A Low-Jitter Ring-DCO-Based Fractional-N Digital PLL With a 1/8 DTC-Range-Reduction Technique Using a Quadruple-Timing-Margin Phase Selector

Abstract

This work presents a fractional-N ring-oscillator (RO)-based digital phase-locked loop (DPLL). To achieve ultralow jitter, the proposed RO-DPLL used a technique to reduce the dominant source of in-band noise, i.e., the thermal noise of the digital-to-time converters (DTCs). A key building block of this technique is the quadruple-timing-margin phase selector (QTM-PS) that dynamically selects the proper phase among the eight phases of the RO, effectively reducing the required dynamic range of the DTCs and, thus, suppressing the thermal noise significantly.
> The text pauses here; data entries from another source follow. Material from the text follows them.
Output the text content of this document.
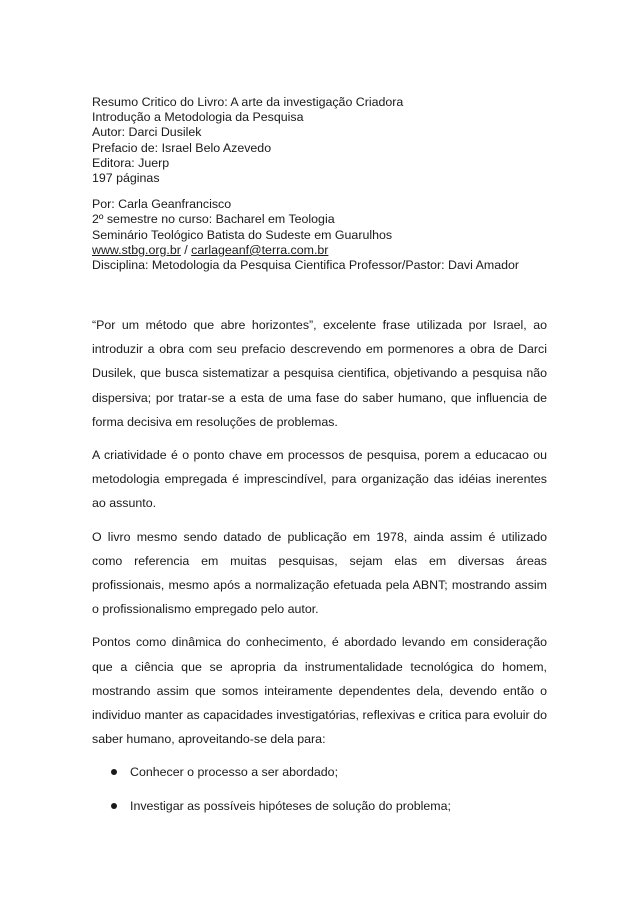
Resumo Critico do Livro: A arte da investigação Criadora
Introdução a Metodologia da Pesquisa
Autor: Darci Dusilek
Prefacio de: Israel Belo Azevedo
Editora: Juerp
197 páginas
Por: Carla Geanfrancisco
2º semestre no curso: Bacharel em Teologia
Seminário Teológico Batista do Sudeste em Guarulhos
www.stbg.org.br / carlageanf@terra.com.br
Disciplina: Metodologia da Pesquisa Cientifica Professor/Pastor: Davi Amador

“Por um método que abre horizontes”, excelente frase utilizada por Israel, ao introduzir a obra com seu prefacio descrevendo em pormenores a obra de Darci Dusilek, que busca sistematizar a pesquisa cientifica, objetivando a pesquisa não dispersiva; por tratar-se a esta de uma fase do saber humano, que influencia de forma decisiva em resoluções de problemas.

A criatividade é o ponto chave em processos de pesquisa, porem a educacao ou metodologia empregada é imprescindível, para organização das idéias inerentes ao assunto.

O livro mesmo sendo datado de publicação em 1978, ainda assim é utilizado como referencia em muitas pesquisas, sejam elas em diversas áreas profissionais, mesmo após a normalização efetuada pela ABNT; mostrando assim o profissionalismo empregado pelo autor.

Pontos como dinâmica do conhecimento, é abordado levando em consideração que a ciência que se apropria da instrumentalidade tecnológica do homem, mostrando assim que somos inteiramente dependentes dela, devendo então o individuo manter as capacidades investigatórias, reflexivas e critica para evoluir do saber humano, aproveitando-se dela para:

Conhecer o processo a ser abordado;
Investigar as possíveis hipóteses de solução do problema;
Based on the reduced in-band noise, the dual-edge generator (DEG) doubles the bandwidth of the DPLL, further suppressing the jitter of the RO. The integrated background calibrator (IBC) that can perform multiple least mean squares (LMS)-based calibrations was used to guarantee the stable operation and performance of both the QTM-PS and the DEG. The proposed RO-DPLL was fabricated in 65-nm CMOS, and it used 0.139-mm(2) silicon area and 15.67-mW power. At a fractional-N frequency near 5.2 GHz, the rms jitter and the figure of merit (FoM) of the output signal were 188 fs and -243 dB, respectively.